When you specify which load is delinquent the compiler takes that information and carries out optimizations such as data prefetching. In addition, when you run -qprefetch=assistthread, the compiler uses the delinquent load information to perform analysis and generate prefetching assist threads.
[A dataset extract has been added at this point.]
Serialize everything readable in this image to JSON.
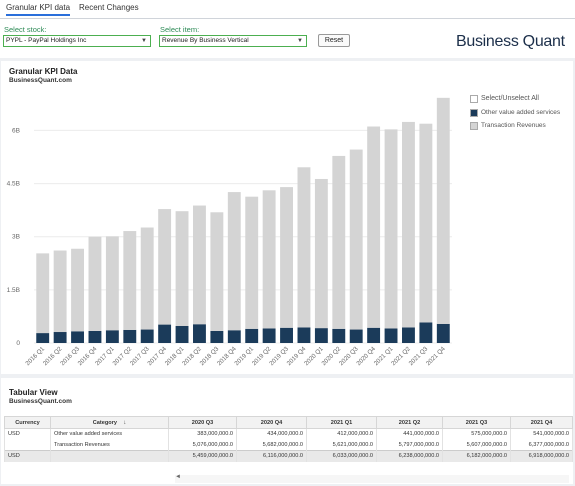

For more information, see -qprefetch.
Prototype
void* __mem_delay (const void *address, const unsigned int cycles);
Parameters
- address
- The address of the data to be loaded or stored.
- cycles
- A compile time constant, typically either L1 miss latency or L2 miss latency.
Usage
The __mem_delay built-in function is placed immediately before a statement that contains a specified memory reference.
Examples
Here is how you generate code using assist threads with __mem_delay:
int y[64], x[1089], w[1024];
void foo(void){
int i, j;
for (i = 0; i &l; 64; i++) {
for (j = 0; j < 1024; j++) {
/* what to prefetch? y[i]; inserted by the user */
__mem_delay(&y[i], 10);
y[i] = y[i] + x[i + j] * w[j];
x[i + j + 1] = y[i] * 2;
}
}
}
void foo@clone(unsigned thread_id, unsigned version)
{ if (!1) goto lab_1;
/* version control to synchronize assist and main thread */
if (version == @2version0) goto lab_5;
goto lab_1;
lab_5:
@CIV1 = 0;
do { /* id=1 guarded */ /* ~2 */
if (!1) goto lab_3;
@CIV0 = 0;
do { /* id=2 guarded */ /* ~4 */
/* region = 0 */
/* __dcbt call generated to prefetch y[i] access */
__dcbt(((char *)&y + (4)*(@CIV1)))
@CIV0 = @CIV0 + 1;
} while ((unsigned) @CIV0 < 1024u); /* ~4 */
lab_3:
@CIV1 = @CIV1 + 1;
} while ((unsigned) @CIV1 < 64u); /* ~2 */
lab_1:
return;
}